Interaction	Mechanism
Agent discovery	GET {registry}/.well-known/mcp/server.json — plain HTTP, returns all agents with MCP endpoint URLs
Agent communication	MCP tools/call on send_message — text + optional images
Health monitoring	MCP tools/call on get_health — programmatic, no LLM invocation
Progress feedback	MCP notifications/progress — streamed over SSE during long-running tool calls
Conversation history	MCP prompts/get on {agent}_history — retrieves stored message history

Pallas → Downstream

Pallas agents call downstream MCP servers via standard MCP tool calls. Each agent declares its servers in its fast-agent definition (servers=["argos", "neo4j_cypher", ...]). The server URLs and auth headers are configured in the consuming project's fastagent.config.yaml.

Mnemosyne's Role

Mnemosyne provides a content-type-aware knowledge graph with hybrid search (vector + full-text + graph). Agents with mnemosyne in their servers list gain access to tools for searching documents, browsing libraries and collections, retrieving items, and traversing the concept graph. It complements Neo4j (graph topology and relationships) with content-focused retrieval and re-ranking.

Why MCP End-to-End

Pallas is the protocol boundary — MCP above (from Daedalus) and MCP below (to downstream servers). This eliminates any MCP→REST→MCP translation layer. A single fast.start_server(transport="http") call exposes a complete agent as a StreamableHTTP MCP endpoint, giving Daedalus:

• Tool discovery via session.list_tools()
• Native streaming via MCP Streamable HTTP / SSE
• Health checks as ordinary tool calls — no separate API surface
• Progress notifications built into the protocol

---

Pallas Internal Architecture

Pallas is four modules, composed at startup:

server.py main()
  │
  ├─ _load_deployment_config()         parse agents.yaml
  ├─ _build_agents_table()             {name: (module, port)}
  ├─ _build_agent_deps()               dependency graph
  │
  ├─ _start_all()  or  _run_single()
  │    │
  │    ├─ _preflight()
  │    │    ├─ _register_unknown_models()   model registration
  │    │    └─ validate_llm_providers()     LLM API key + model checks
  │    │
  │    ├─ start subagents (depends_on)
  │    ├─ wait for subagent readiness
  │    ├─ start top-level agents
  │    │    │
  │    │    └─ _start_agent(name)
  │    │         ├─ import agent module
  │    │         ├─ MultimodalAgentMCPServer(...)
  │    │         ├─ _resolve_downstream_servers()
  │    │         ├─ _preflight_mcp_servers()     warn on missing auth
  │    │         ├─ register_health_tool()
  │    │         └─ server.run_async()
  │    │
  │    └─ run_registry()               Starlette app on registry port
  │
  └─ asyncio.run(...)

Module	Purpose
pallas.server	CLI entry point, configuration loading, agent lifecycle orchestration, model registration
pallas.registry	Starlette app serving GET /.well-known/mcp/server.json — builds the agent catalogue from agents.yaml + fastagent.config.yaml
pallas.multimodal_server	MultimodalAgentMCPServer — AgentMCPServer subclass adding image attachment support and conversation history prompts
pallas.health	Two-layer health: startup LLM preflight validation + runtime get_health MCP tool with downstream server probing

---

Installation

pip install git+ssh://git@git.helu.ca:22022/r/pallas.git

Or as a project dependency:

dependencies = [
    "pallas-mcp @ git+ssh://git@git.helu.ca:22022/r/pallas.git",
]

Requires Python ≥ 3.13. Key dependencies: fast-agent-mcp, httpx, pyyaml, starlette, uvicorn.

---

Project Layout

Pallas reads configuration from the working directory at runtime. A consuming project looks like:

my-project/
├── agents/
│   ├── __init__.py
│   └── jarvis.py              # FastAgent definitions
├── agents.yaml                # Deployment topology
├── fastagent.config.yaml      # FastAgent + model config
├── fastagent.secrets.yaml     # API keys (gitignored)
└── .env                       # Secret values (gitignored)

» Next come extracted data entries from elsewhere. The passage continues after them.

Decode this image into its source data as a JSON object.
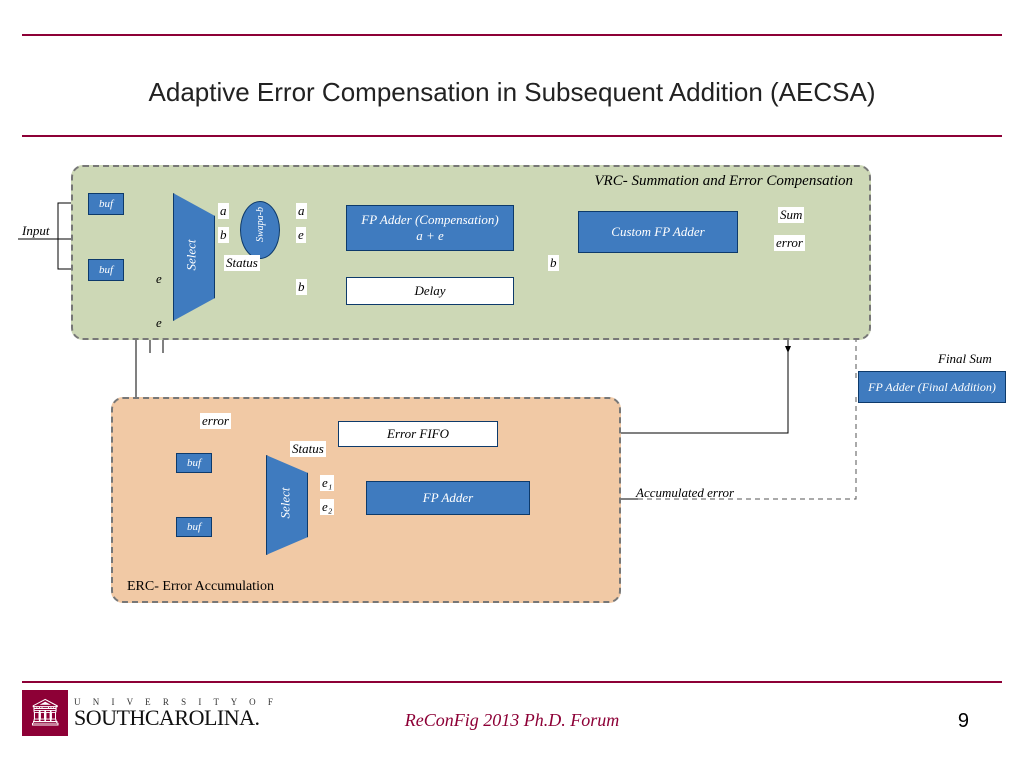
{
  "title": "Adaptive Error Compensation in Subsequent Addition (AECSA)",
  "footer": {
    "center": "ReConFig 2013 Ph.D. Forum",
    "page": "9"
  },
  "logo": {
    "line1": "U N I V E R S I T Y   O F",
    "line2": "SOUTHCAROLINA."
  },
  "zones": {
    "vrc": "VRC- Summation and Error Compensation",
    "erc": "ERC- Error Accumulation"
  },
  "labels": {
    "input": "Input",
    "buf": "buf",
    "a": "a",
    "b": "b",
    "e": "e",
    "status": "Status",
    "sum": "Sum",
    "error": "error",
    "e1": "e₁",
    "e2": "e₂",
    "accum": "Accumulated error",
    "finalsum": "Final Sum"
  },
  "blocks": {
    "select": "Select",
    "swap": "Swapa-b",
    "fpcomp": "FP Adder (Compensation)\na + e",
    "delay": "Delay",
    "custom": "Custom FP Adder",
    "final": "FP Adder (Final Addition)",
    "fifo": "Error FIFO",
    "fpadder": "FP Adder"
  }
}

Pallas itself contains no agent definitions, model names, ports, or hostnames. Everything is injected by the consuming project.

---

Configuration Reference

agents.yaml

Single source of truth for deployment topology.

name: my-project               # log prefixes and registry names
version: "1.0.0"               # published in registry entries
host: my-host.example.com      # hostname for registry URLs
namespace: com.example.project  # reverse-domain prefix for registry names
registry_port: 8200             # port for the registry server

agents:
  jarvis:
    module: agents.jarvis       # importable Python module path
    port: 8201                  # StreamableHTTP port for this agent
    title: Jarvis               # human-readable name (registry)
    description: "My assistant" # one-line description (registry)
    depends_on: [research]      # optional: start these agents first

  research:
    module: agents.research
    port: 8250
    title: Research Agent
    description: "Web search and knowledge graph"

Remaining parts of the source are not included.